"THERE'S NOTHING OUT THERE" - Adventures of an Ex-Factory Worker PART 1

in writing •  7 years ago 

PART ONE

I began to fit in at the factory. At first, when I smelled that metal smell, I didn't know if I would. But the smell crept into my clothes and I accepted it. I put my nose down and started grinding steel. "Making sparks" was what they called it. I was what Henry Miller called an automaton. I did my work and drove home and slept.

Oil and metal. That was my existence. Men and women all around me in their different races and ethnicities and sexualities working that oil and metal. The place welcomed failed musicians and all those others that failed and had to go to the factory as a necessity. The oil and metal crawled up in them and made them slavish. Anyone who threatened to leave would be looked upon, by the other employees, as traitors. The braver ones told us new hires to get the hell out before it was too late.

A year went by and coworkers would come tell me that they believed that I couldn't talk when I was hired. I was so quiet. And their talk of pussy and fucking and drinking wasn't anything that I could understand.

They would try to get me to go to the bar, to the strip club. One man wanted me to screw his ex-wife. One wanted me to go along with him and his wife to a swinger's bar. At a New Year's Eve party I got so drunk that I woke in the back of my Durango and just got the door opened before I vomited relentlessly. My head ached and throbbed. I walked back inside the house and saw naked humanity all around me and my head felt a pain that quickly became so severe, so perfect that I saw a light and fell and dozed on a pillow that some gray-haired swinger had vomited on.

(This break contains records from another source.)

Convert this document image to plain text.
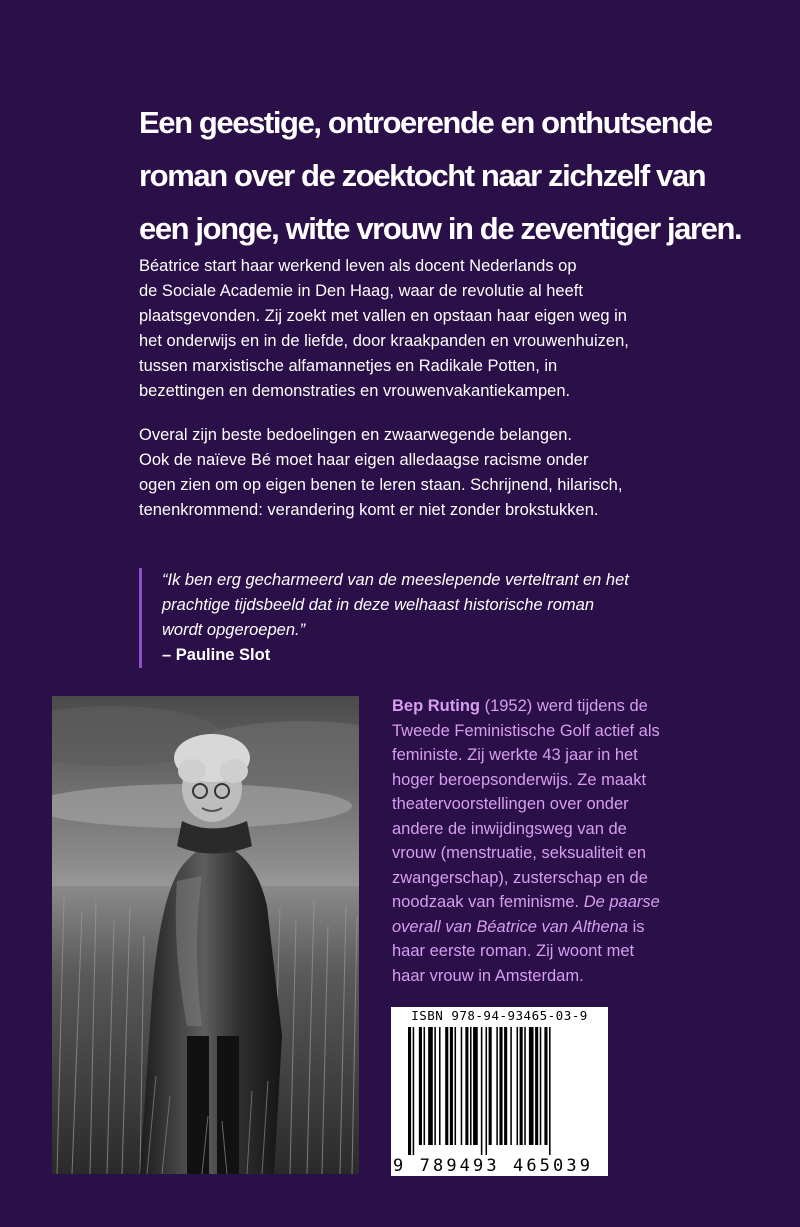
Een geestige, ontroerende en onthutsende
roman over de zoektocht naar zichzelf van
een jonge, witte vrouw in de zeventiger jaren.

Béatrice start haar werkend leven als docent Nederlands op
de Sociale Academie in Den Haag, waar de revolutie al heeft
plaatsgevonden. Zij zoekt met vallen en opstaan haar eigen weg in
het onderwijs en in de liefde, door kraakpanden en vrouwenhuizen,
tussen marxistische alfamannetjes en Radikale Potten, in
bezettingen en demonstraties en vrouwenvakantiekampen.

Overal zijn beste bedoelingen en zwaarwegende belangen.
Ook de naïeve Bé moet haar eigen alledaagse racisme onder
ogen zien om op eigen benen te leren staan. Schrijnend, hilarisch,
tenenkrommend: verandering komt er niet zonder brokstukken.

“Ik ben erg gecharmeerd van de meeslepende verteltrant en het
prachtige tijdsbeeld dat in deze welhaast historische roman
wordt opgeroepen.”
– Pauline Slot
Bep Ruting (1952) werd tijdens de
Tweede Feministische Golf actief als
feministe. Zij werkte 43 jaar in het
hoger beroepsonderwijs. Ze maakt
theatervoorstellingen over onder
andere de inwijdingsweg van de
vrouw (menstruatie, seksualiteit en
zwangerschap), zusterschap en de
noodzaak van feminisme. De paarse
overall van Béatrice van Althena is
haar eerste roman. Zij woont met
haar vrouw in Amsterdam.
ISBN 978-94-93465-03-9
9 789493 465039
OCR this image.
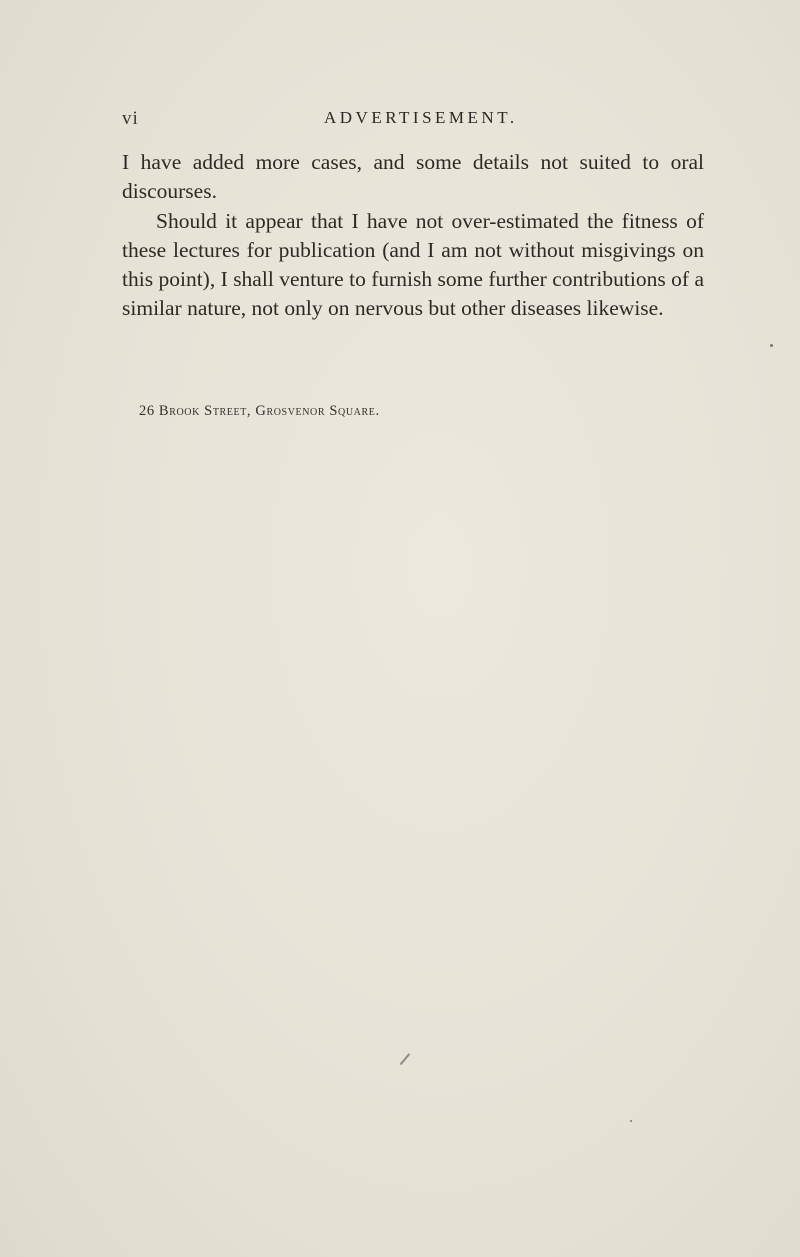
vi	ADVERTISEMENT.

I have added more cases, and some details not suited to oral discourses.

Should it appear that I have not over-estimated the fitness of these lectures for publication (and I am not without misgivings on this point), I shall venture to furnish some further contributions of a similar nature, not only on nervous but other diseases likewise.

26 Brook Street, Grosvenor Square.
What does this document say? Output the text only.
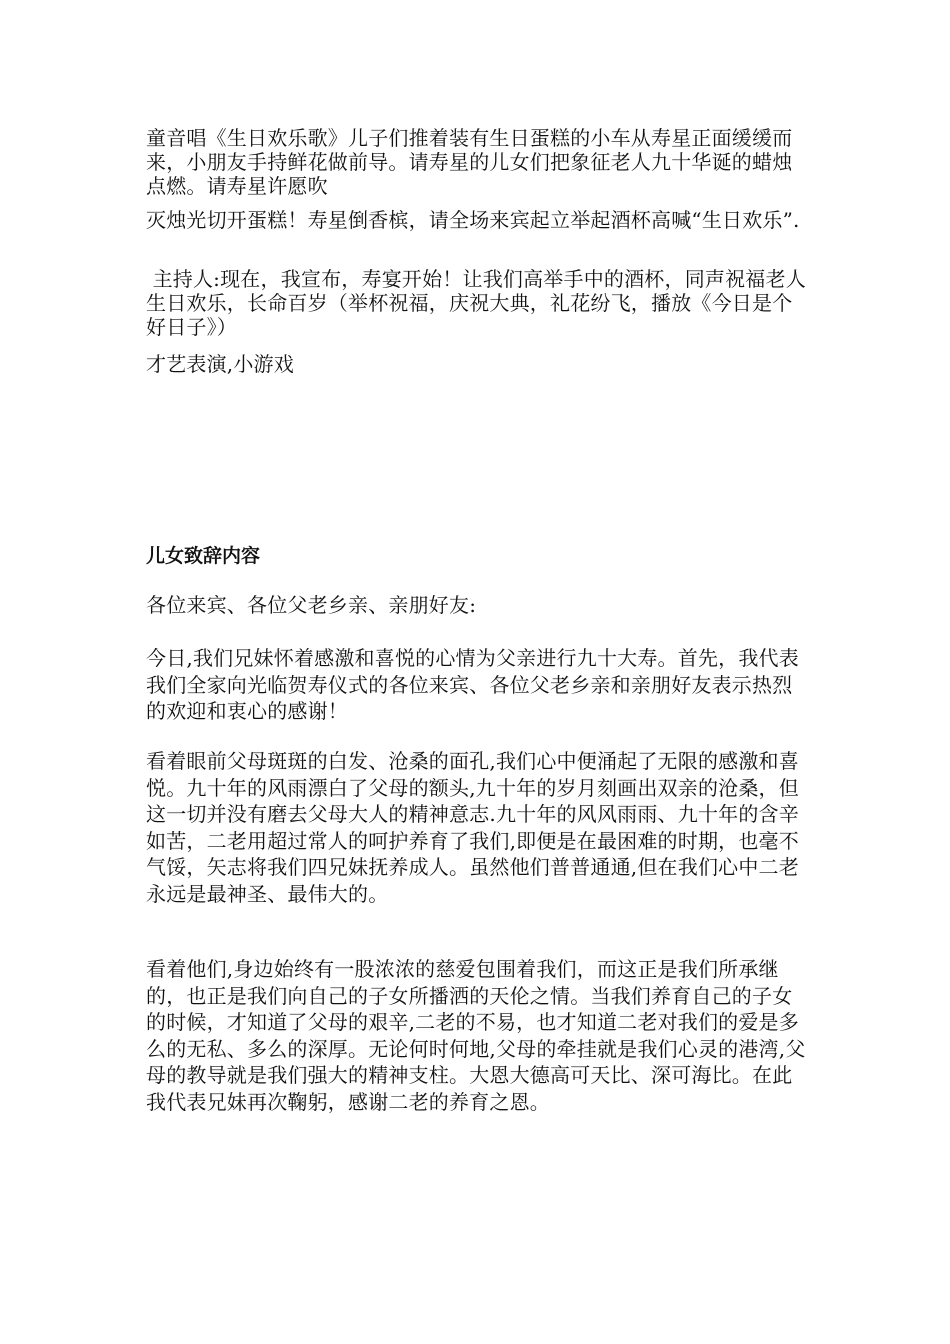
童音唱《生日欢乐歌》儿子们推着装有生日蛋糕的小车从寿星正面缓缓而来，小朋友手持鲜花做前导。请寿星的儿女们把象征老人九十华诞的蜡烛点燃。请寿星许愿吹

灭烛光切开蛋糕！寿星倒香槟，请全场来宾起立举起酒杯高喊“生日欢乐”.

主持人:现在，我宣布，寿宴开始！让我们高举手中的酒杯，同声祝福老人生日欢乐，长命百岁（举杯祝福，庆祝大典，礼花纷飞，播放《今日是个好日子》）

才艺表演,小游戏

儿女致辞内容

各位来宾、各位父老乡亲、亲朋好友:

今日,我们兄妹怀着感激和喜悦的心情为父亲进行九十大寿。首先，我代表我们全家向光临贺寿仪式的各位来宾、各位父老乡亲和亲朋好友表示热烈的欢迎和衷心的感谢！

看着眼前父母斑斑的白发、沧桑的面孔,我们心中便涌起了无限的感激和喜悦。九十年的风雨漂白了父母的额头,九十年的岁月刻画出双亲的沧桑，但这一切并没有磨去父母大人的精神意志.九十年的风风雨雨、九十年的含辛如苦，二老用超过常人的呵护养育了我们,即便是在最困难的时期，也毫不气馁，矢志将我们四兄妹抚养成人。虽然他们普普通通,但在我们心中二老永远是最神圣、最伟大的。

看着他们,身边始终有一股浓浓的慈爱包围着我们，而这正是我们所承继的，也正是我们向自己的子女所播洒的天伦之情。当我们养育自己的子女的时候，才知道了父母的艰辛,二老的不易，也才知道二老对我们的爱是多么的无私、多么的深厚。无论何时何地,父母的牵挂就是我们心灵的港湾,父母的教导就是我们强大的精神支柱。大恩大德高可天比、深可海比。在此我代表兄妹再次鞠躬，感谢二老的养育之恩。
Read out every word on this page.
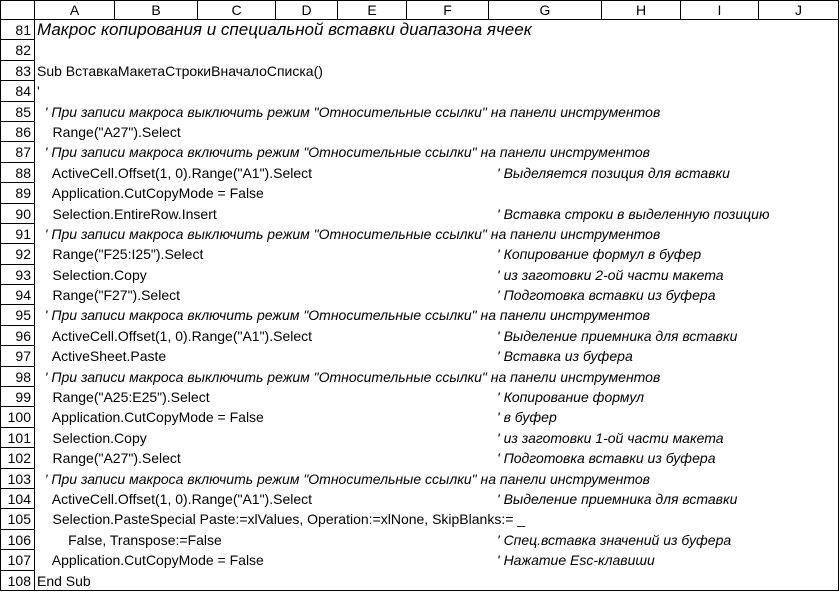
A	B	C	D	E	F	G	H	I	J
81 Макрос копирования и специальной вставки диапазона ячеек
82
83 Sub ВставкаМакетаСтрокиВначалоСписка()
84 '
85 ' При записи макроса выключить режим "Относительные ссылки" на панели инструментов
86 Range("A27").Select
87 ' При записи макроса включить режим "Относительные ссылки" на панели инструментов
88 ActiveCell.Offset(1, 0).Range("A1").Select	' Выделяется позиция для вставки
89 Application.CutCopyMode = False
90 Selection.EntireRow.Insert	' Вставка строки в выделенную позицию
91 ' При записи макроса выключить режим "Относительные ссылки" на панели инструментов
92 Range("F25:I25").Select	' Копирование формул в буфер
93 Selection.Copy	' из заготовки 2-ой части макета
94 Range("F27").Select	' Подготовка вставки из буфера
95 ' При записи макроса включить режим "Относительные ссылки" на панели инструментов
96 ActiveCell.Offset(1, 0).Range("A1").Select	' Выделение приемника для вставки
97 ActiveSheet.Paste	' Вставка из буфера
98 ' При записи макроса выключить режим "Относительные ссылки" на панели инструментов
99 Range("A25:E25").Select	' Копирование формул
100 Application.CutCopyMode = False	' в буфер
101 Selection.Copy	' из заготовки 1-ой части макета
102 Range("A27").Select	' Подготовка вставки из буфера
103 ' При записи макроса включить режим "Относительные ссылки" на панели инструментов
104 ActiveCell.Offset(1, 0).Range("A1").Select	' Выделение приемника для вставки
105 Selection.PasteSpecial Paste:=xlValues, Operation:=xlNone, SkipBlanks:= _
106 False, Transpose:=False	' Спец.вставка значений из буфера
107 Application.CutCopyMode = False	' Нажатие Esc-клавиши
108 End Sub
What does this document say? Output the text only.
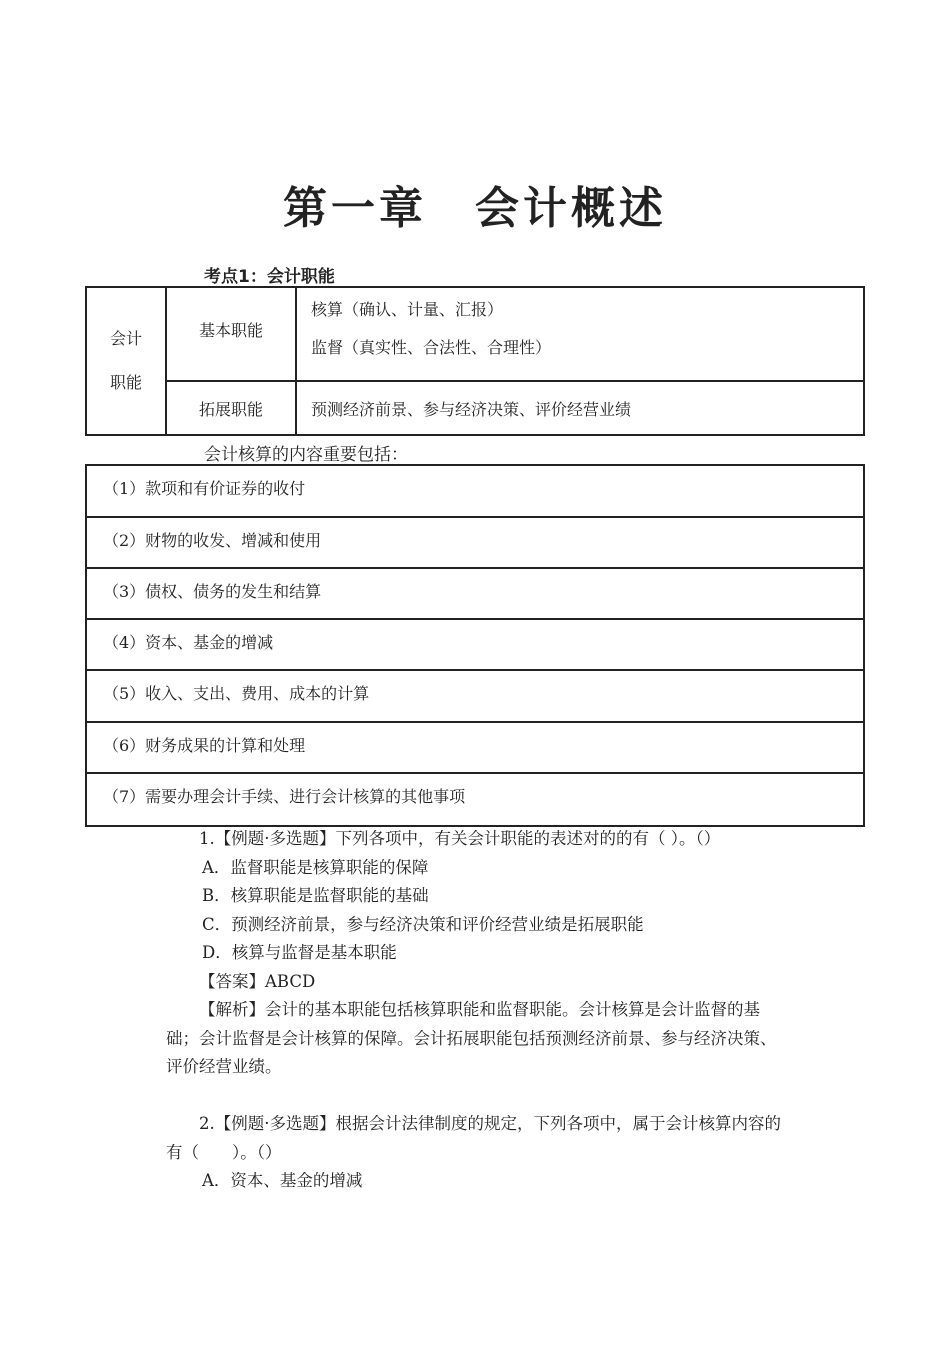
第一章　会计概述
考点1：会计职能
会计职能	基本职能	核算（确认、计量、汇报）
监督（真实性、合法性、合理性）

	拓展职能	预测经济前景、参与经济决策、评价经营业绩
会计核算的内容重要包括：
（1）款项和有价证券的收付
（2）财物的收发、增减和使用
（3）债权、债务的发生和结算
（4）资本、基金的增减
（5）收入、支出、费用、成本的计算
（6）财务成果的计算和处理
（7）需要办理会计手续、进行会计核算的其他事项

1.【例题·多选题】下列各项中，有关会计职能的表述对的的有（ ）。（）

A．监督职能是核算职能的保障

B．核算职能是监督职能的基础

C．预测经济前景，参与经济决策和评价经营业绩是拓展职能

D．核算与监督是基本职能

【答案】ABCD

【解析】会计的基本职能包括核算职能和监督职能。会计核算是会计监督的基础；会计监督是会计核算的保障。会计拓展职能包括预测经济前景、参与经济决策、评价经营业绩。

2.【例题·多选题】根据会计法律制度的规定，下列各项中，属于会计核算内容的有（　　）。（）

A．资本、基金的增减
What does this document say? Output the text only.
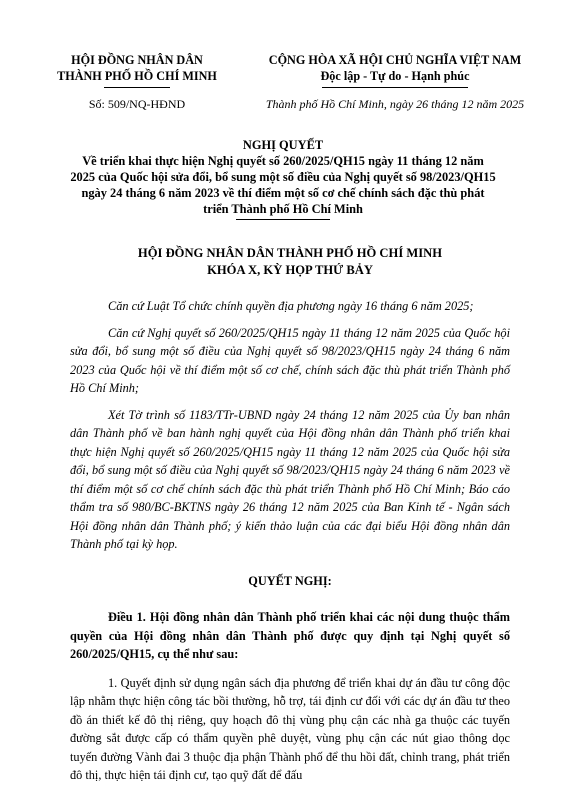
HỘI ĐỒNG NHÂN DÂN
THÀNH PHỐ HỒ CHÍ MINH
CỘNG HÒA XÃ HỘI CHỦ NGHĨA VIỆT NAM
Độc lập - Tự do - Hạnh phúc
Số: 509/NQ-HĐND	Thành phố Hồ Chí Minh, ngày 26 tháng 12 năm 2025
NGHỊ QUYẾT
Về triển khai thực hiện Nghị quyết số 260/2025/QH15 ngày 11 tháng 12 năm 2025 của Quốc hội sửa đổi, bổ sung một số điều của Nghị quyết số 98/2023/QH15 ngày 24 tháng 6 năm 2023 về thí điểm một số cơ chế chính sách đặc thù phát triển Thành phố Hồ Chí Minh
HỘI ĐỒNG NHÂN DÂN THÀNH PHỐ HỒ CHÍ MINH
KHÓA X, KỲ HỌP THỨ BẢY

Căn cứ Luật Tổ chức chính quyền địa phương ngày 16 tháng 6 năm 2025;

Căn cứ Nghị quyết số 260/2025/QH15 ngày 11 tháng 12 năm 2025 của Quốc hội sửa đổi, bổ sung một số điều của Nghị quyết số 98/2023/QH15 ngày 24 tháng 6 năm 2023 của Quốc hội về thí điểm một số cơ chế, chính sách đặc thù phát triển Thành phố Hồ Chí Minh;

Xét Tờ trình số 1183/TTr-UBND ngày 24 tháng 12 năm 2025 của Ủy ban nhân dân Thành phố về ban hành nghị quyết của Hội đồng nhân dân Thành phố triển khai thực hiện Nghị quyết số 260/2025/QH15 ngày 11 tháng 12 năm 2025 của Quốc hội sửa đổi, bổ sung một số điều của Nghị quyết số 98/2023/QH15 ngày 24 tháng 6 năm 2023 về thí điểm một số cơ chế chính sách đặc thù phát triển Thành phố Hồ Chí Minh; Báo cáo thẩm tra số 980/BC-BKTNS ngày 26 tháng 12 năm 2025 của Ban Kinh tế - Ngân sách Hội đồng nhân dân Thành phố; ý kiến thảo luận của các đại biểu Hội đồng nhân dân Thành phố tại kỳ họp.

QUYẾT NGHỊ:

Điều 1. Hội đồng nhân dân Thành phố triển khai các nội dung thuộc thẩm quyền của Hội đồng nhân dân Thành phố được quy định tại Nghị quyết số 260/2025/QH15, cụ thể như sau:

1. Quyết định sử dụng ngân sách địa phương để triển khai dự án đầu tư công độc lập nhằm thực hiện công tác bồi thường, hỗ trợ, tái định cư đối với các dự án đầu tư theo đồ án thiết kế đô thị riêng, quy hoạch đô thị vùng phụ cận các nhà ga thuộc các tuyến đường sắt được cấp có thẩm quyền phê duyệt, vùng phụ cận các nút giao thông dọc tuyến đường Vành đai 3 thuộc địa phận Thành phố để thu hồi đất, chỉnh trang, phát triển đô thị, thực hiện tái định cư, tạo quỹ đất để đấu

People began seeking me out back in the inventory room. They ranged in character, but all were characters like those in a Dickens' book.

One was my boss, lanky like Ichabod Crane, who talked to me about books and music. A metallurgist and probably one of the most intelligent individuals that I've known. One day he just disappeared after the company built him a new lab and office. A week before he had shown me pictures of a woman he'd met in Thailand and encouraged me to fly there with him.

Many of my coworkers bought their brides from Vietnam. The Vietnamese men sat in their circles at lunch drinking their grass jelly. One confessed to having a homosexual affair which he blamed on Budweiser. We had a nice assortment of Vietnamese workers and they had family wanting to come over to the states so they worked the older guys who had a hard time getting women. "American women aren't worth a damn, P___," the old boys would tell me after they received their new wife. I would notice they replaced their daily Fritos and bologna sandwiches with containers of rice and pho.